9 siapa saja untuk dapat lebih dikembangkan dalam penelitian selanjutnya. 2. Manfaat Praktis Penelitian ini diharapkan dapat memberikan kontribusi kepada pembaca, khususnya: Bagi Pasangan Suami dan Isteri Penelitian ini diharapkan mampu memberikan masukan dan informasi bagi pasangan suami-isteri untuk dapat dijadikan sebagai bahan pertimbangan dalam membangun dan mempertahankan pernikahan.

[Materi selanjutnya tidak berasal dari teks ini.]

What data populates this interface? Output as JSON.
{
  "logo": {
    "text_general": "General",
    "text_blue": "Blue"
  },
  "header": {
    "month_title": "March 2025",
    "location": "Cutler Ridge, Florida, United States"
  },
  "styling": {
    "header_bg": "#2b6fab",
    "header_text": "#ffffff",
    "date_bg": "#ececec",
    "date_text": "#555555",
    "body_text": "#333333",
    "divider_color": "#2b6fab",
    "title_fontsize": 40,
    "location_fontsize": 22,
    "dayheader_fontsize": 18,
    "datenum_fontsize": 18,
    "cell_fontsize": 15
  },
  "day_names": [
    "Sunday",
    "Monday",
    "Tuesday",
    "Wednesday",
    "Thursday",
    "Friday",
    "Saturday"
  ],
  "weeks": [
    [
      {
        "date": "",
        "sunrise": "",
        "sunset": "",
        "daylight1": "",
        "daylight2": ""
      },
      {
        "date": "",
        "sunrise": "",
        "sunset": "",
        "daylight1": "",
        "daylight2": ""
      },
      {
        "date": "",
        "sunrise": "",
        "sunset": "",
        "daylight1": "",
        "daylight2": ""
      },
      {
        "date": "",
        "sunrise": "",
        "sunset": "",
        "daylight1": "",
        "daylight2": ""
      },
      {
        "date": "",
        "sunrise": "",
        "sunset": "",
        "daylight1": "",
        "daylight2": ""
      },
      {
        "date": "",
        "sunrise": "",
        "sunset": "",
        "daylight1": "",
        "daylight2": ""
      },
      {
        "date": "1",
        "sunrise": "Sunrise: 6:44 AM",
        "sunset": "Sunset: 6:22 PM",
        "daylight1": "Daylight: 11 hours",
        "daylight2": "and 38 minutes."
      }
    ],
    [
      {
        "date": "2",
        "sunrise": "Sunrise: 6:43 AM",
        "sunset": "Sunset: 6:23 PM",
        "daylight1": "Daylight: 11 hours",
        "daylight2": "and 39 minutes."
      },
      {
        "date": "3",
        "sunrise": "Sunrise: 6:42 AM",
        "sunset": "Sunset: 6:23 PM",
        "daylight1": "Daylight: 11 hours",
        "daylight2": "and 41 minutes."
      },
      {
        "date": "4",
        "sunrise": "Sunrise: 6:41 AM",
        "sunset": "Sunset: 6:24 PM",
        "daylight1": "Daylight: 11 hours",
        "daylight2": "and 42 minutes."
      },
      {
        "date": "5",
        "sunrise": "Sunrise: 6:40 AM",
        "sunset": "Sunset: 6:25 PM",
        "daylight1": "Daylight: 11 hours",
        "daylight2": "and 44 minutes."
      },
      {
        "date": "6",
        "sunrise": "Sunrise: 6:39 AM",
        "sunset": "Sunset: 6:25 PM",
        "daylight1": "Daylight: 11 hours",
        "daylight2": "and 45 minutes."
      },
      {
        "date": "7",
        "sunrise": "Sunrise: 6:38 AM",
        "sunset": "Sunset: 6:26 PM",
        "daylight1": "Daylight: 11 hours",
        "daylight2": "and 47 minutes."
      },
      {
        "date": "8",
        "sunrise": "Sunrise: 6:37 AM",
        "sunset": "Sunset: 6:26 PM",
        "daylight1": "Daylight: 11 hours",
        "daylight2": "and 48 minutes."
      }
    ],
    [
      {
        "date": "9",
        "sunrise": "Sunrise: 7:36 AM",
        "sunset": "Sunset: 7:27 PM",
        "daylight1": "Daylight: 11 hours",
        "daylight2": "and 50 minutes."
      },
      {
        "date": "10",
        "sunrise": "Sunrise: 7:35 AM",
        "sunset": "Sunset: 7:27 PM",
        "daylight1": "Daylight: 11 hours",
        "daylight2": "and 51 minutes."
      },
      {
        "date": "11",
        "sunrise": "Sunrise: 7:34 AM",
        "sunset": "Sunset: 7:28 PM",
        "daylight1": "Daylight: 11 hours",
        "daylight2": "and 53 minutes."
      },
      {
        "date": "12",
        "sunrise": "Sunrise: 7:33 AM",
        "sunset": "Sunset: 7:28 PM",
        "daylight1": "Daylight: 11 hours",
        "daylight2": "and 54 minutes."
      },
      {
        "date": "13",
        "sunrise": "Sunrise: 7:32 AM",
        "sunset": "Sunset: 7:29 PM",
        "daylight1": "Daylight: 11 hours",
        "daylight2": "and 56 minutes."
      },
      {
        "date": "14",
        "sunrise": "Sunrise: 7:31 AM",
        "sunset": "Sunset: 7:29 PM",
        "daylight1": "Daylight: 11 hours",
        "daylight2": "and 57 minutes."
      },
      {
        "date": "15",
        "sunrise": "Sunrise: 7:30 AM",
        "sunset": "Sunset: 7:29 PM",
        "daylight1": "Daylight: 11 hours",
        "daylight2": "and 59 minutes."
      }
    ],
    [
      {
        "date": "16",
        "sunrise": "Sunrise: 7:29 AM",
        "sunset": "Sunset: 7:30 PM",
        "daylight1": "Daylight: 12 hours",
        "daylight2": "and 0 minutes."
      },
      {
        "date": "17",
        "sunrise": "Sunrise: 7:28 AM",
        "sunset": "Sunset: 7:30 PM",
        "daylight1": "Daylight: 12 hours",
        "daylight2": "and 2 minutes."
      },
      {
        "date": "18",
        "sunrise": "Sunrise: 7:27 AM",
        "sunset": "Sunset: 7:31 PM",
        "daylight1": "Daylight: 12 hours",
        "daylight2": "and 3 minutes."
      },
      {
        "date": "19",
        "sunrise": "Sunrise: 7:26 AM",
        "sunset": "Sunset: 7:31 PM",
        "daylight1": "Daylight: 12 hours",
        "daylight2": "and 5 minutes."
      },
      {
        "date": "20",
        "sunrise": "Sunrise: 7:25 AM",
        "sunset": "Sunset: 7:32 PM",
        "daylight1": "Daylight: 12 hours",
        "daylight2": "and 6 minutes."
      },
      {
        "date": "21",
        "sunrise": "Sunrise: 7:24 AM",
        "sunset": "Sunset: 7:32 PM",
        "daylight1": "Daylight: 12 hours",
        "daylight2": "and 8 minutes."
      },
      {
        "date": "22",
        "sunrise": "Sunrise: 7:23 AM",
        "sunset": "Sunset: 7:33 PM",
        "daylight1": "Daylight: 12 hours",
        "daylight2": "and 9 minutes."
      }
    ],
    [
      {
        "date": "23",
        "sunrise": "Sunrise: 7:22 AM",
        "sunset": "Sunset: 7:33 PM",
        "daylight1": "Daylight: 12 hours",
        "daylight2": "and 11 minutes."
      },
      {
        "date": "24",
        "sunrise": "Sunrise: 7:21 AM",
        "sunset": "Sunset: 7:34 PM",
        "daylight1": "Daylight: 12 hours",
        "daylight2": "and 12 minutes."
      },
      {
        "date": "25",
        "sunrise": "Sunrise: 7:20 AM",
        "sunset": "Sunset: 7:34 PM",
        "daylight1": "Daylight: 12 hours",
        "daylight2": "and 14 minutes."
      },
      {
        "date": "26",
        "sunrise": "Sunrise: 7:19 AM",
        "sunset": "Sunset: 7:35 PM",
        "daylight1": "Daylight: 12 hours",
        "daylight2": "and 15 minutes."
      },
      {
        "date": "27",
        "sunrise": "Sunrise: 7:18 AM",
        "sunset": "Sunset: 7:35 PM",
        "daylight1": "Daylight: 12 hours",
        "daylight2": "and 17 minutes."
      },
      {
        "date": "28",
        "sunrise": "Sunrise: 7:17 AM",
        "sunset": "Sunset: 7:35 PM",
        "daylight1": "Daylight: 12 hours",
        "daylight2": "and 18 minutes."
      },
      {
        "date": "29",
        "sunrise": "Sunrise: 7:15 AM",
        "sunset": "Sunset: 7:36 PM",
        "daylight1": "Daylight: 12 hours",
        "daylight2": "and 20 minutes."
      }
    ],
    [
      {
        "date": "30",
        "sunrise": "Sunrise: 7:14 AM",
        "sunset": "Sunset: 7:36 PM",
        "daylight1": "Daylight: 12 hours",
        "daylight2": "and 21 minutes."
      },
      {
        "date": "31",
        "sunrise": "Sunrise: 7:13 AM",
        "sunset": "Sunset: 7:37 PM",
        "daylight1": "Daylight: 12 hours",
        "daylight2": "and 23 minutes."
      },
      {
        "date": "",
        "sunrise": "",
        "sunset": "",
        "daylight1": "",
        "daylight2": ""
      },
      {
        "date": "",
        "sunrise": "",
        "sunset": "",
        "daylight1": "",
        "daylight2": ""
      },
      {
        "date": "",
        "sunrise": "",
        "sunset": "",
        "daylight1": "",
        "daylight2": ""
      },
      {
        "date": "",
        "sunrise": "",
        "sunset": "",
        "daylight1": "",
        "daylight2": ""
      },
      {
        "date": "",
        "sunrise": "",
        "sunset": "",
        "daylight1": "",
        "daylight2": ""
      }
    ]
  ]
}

Meskipun akan terjadi berbagai permasalahan dan konflik dalam pernikahan, namun diharapkan pasangan dapat dengan bijaksana untuk memutuskan segala sesuatu yang berkaitan terhadap keberlangsungan pernikahan, terutama dengan kaitannya terhadap anak dalam tahap perkembangannya. Bagi Remaja Penelitian ini diharapkan mampu memberikan masukan dan informasi bagi remaja khususnya bagi remaja yang orangtuanya bercerai. Setidaknya, melalui informasi yang ada dalam penelitian ini dapat membantu menumbuhkan pandangan atau persepsi yang lebih baik terhadap pernikahan pada remaja yang mengalami perceraian orangtua.